SP3.5 Trends in systematic reviews of kidney transplantation: a 10-year analysis of the evidence baseSarah Salih, Simon Knight, John O'Callaghan, Marwah Salih, James Walker, Liset Pengel
Systematic reviews (SRs) are the highest form of evidence for all types of clinical questions in evidence-based practice. For the first time in 2018, the number of SR publications in transplantation outstripped those from randomised controlled trials (RCTs). This raises concerns of duplication or increased use of poor-quality evidence. We aimed to analyse the trends, strength and quality of evidence in SRs in kidney transplantation over a 10-year period.
Systematic reviews in kidney transplantation were identified from the Transplant Library, without language restriction. All full-text citations were exported to a custom Research Electronic Data Capture (REDCap) database prior to evaluation. The quality of evidence in all included SRs was assessed using AMSTAR-2.
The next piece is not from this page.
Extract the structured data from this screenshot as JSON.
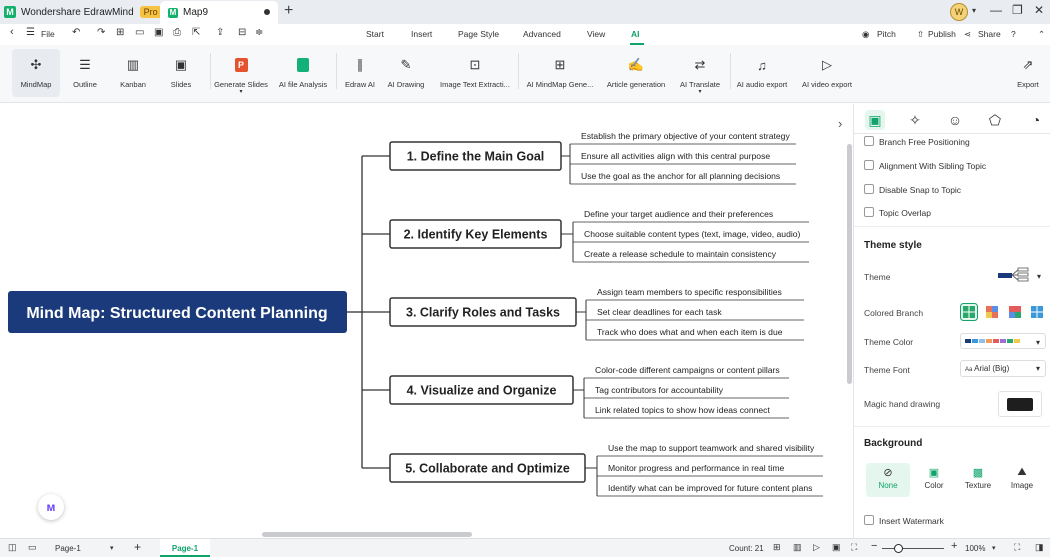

We included 454 reviews, of which, only 3 scored as ‘high quality’. We found 96.70% of SRs were identified as ‘critically low quality’, which increased in number over time. The number of reviews comprising non-RCT data increased in the most recent 5 years. Only 14.12% of SRs had made a clear recommendation for practice.
This review highlights several concerning statistics that need to be addressed. In the last 10 years, only 3 SRs in kidney transplantation were ‘high-quality’. The weaknesses identified in critical domains, alongside the increased use of non-RCT data and lack of conclusive recommendations, undermines the confidence in the results of the reviews and purpose of publication. As these reviews are instrumental to clinical decision-making and patient care, we advocate for improved reporting quality among SRs in the field of kidney transplantation.